Der Verwaltungsgerichtshof hat im Erkenntnis vom 27. März 1984, Zl. 83/05/0009 (= Slg. Nr. 11381/A, nur Rechtssatz), die Rechtsansicht vertreten, als "öffentlicher Notstand" im Sinne des § 1 Abs. 2 FWG könne nur angesehen werden, was eine "Gemeingefahr" herbeigeführt habe, wie etwa ein Erdbeben, eine Überschwemmung u.ä. Dieser Begriff des öffentlichen Notstandes ist allerdings im Interesse des Gemeinwohles nicht zu eng auszulegen; vielmehr ist jedenfalls auch dann, wenn etwa mehrere Menschen unmittelbar drohender Gefahr für Leben oder Gesundheit ausgesetzt sind, das unmittelbare, verfahrensfreie Einschreiten der Feuerwehr durch § 1 Abs. 2 zweiter Satz FWG gedeckt. Der Verwaltungsgerichtshof vertritt den Standpunkt, dass dies bei der den Gegenstand der vorliegenden Säumnisbeschwerde bildenden Ausübung unmittelbarer verwaltungsbehördlicher Befehls- und Zwangsgewalt der Fall war. Dies geht insbesondere aus der anlässlich der am 15. April 1996 (vor der belangten Behörde) stattgefundenen mündlichen Verhandlung vom gartentechnischen Amtssachverständigen Ing. W. abgegebenen Zeugenaussage deutlich hervor, wonach die in Rede stehenden Bäume infolge der Gefahr des Umstürzens auf den Fußweg zu entfernen gewesen seien. Demgegenüber hat auch der vom Beschwerdeführer ins Treffen geführte (gerichtlich beeidete) Sachverständige Dipl. Ing. G. anlässlich der am 21. Mai 1996 durchgeführten Ortsaugenscheinsverhandlung "insbesondere bei extremen Wetterbelastungen" eine Gefährdung nicht auszuschließen vermocht. Der Gerichtshof geht daher im Rahmen der (an Stelle der belangten Behörde durchzuführenden) freien Beweiswürdigung (vgl. § 45 Abs. 2 AVG) davon aus, dass der Zustand der vier Bäume zum Zeitpunkt ihrer Fällung ein solcher war, dass sie auf den angrenzenden Fußweg umzustürzen drohten. Geht man weiters davon aus, dass das Passieren dieser Stelle einer öffentlichen Straße etwa durch eine Personengruppe nicht auszuschließen war, so ist das Vorliegen eines "öffentlichen Notstandes" und damit ein sofortiges Einschreiten der Feuerwehr im Sinne des § 1 Abs. 2 zweiter Satz FWG gerechtfertigt gewesen.

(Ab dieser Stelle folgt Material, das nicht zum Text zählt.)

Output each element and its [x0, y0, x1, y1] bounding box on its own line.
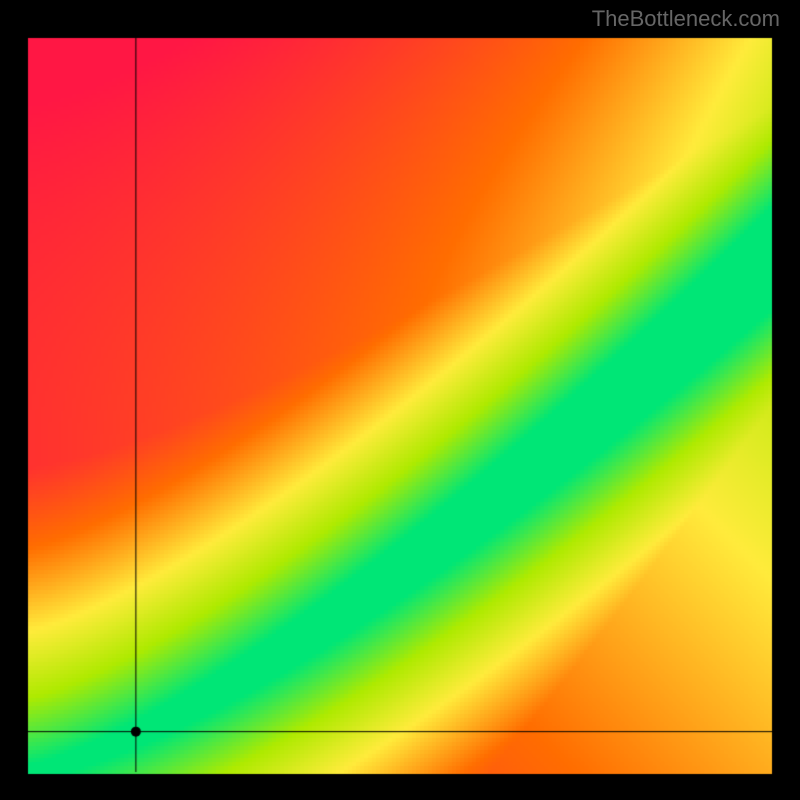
heatmap-canvas	[0, 0, 800, 800]
chart-container: TheBottleneck.com	[0, 0, 800, 800]
attribution-label: TheBottleneck.com	[592, 6, 780, 32]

Soweit sich der Beschwerdeführer darauf beruft, dass als "gelinderes Mittel" die vorübergehende Sperre der Verkehrsfläche in Betracht zu ziehen gewesen wäre, um sodann das in § 91 Abs. 1 Straßenverkehrsordnung 1960 vorgesehene Verfahren durchzuführen, ist ihm zunächst entgegenzuhalten, dass auch in Fällen der Behinderungen des Straßenverkehrs, in denen den Verkehrsteilnehmern eine andere Routenwahl zur Erreichung ihres Zieles offen steht, vom Vorliegen einer Verkehrsbeeinträchtigung (welches die Entfernung eines Gegenstandes und die Vorschreibung von diesbezüglichen Kosten gemäß § 89a Straßenverkehrsordnung 1960 rechtfertigt) auszugehen ist (vgl. das sich auf die Behinderung von Fußgängern beziehende hg. Erkenntnis vom 31. März 1993, Zl. 93/02/0045). Auf die Frage der Möglichkeit von "Umwegen" für die Benützer der gegenständlichen Verkehrsfläche war daher nicht einzugehen.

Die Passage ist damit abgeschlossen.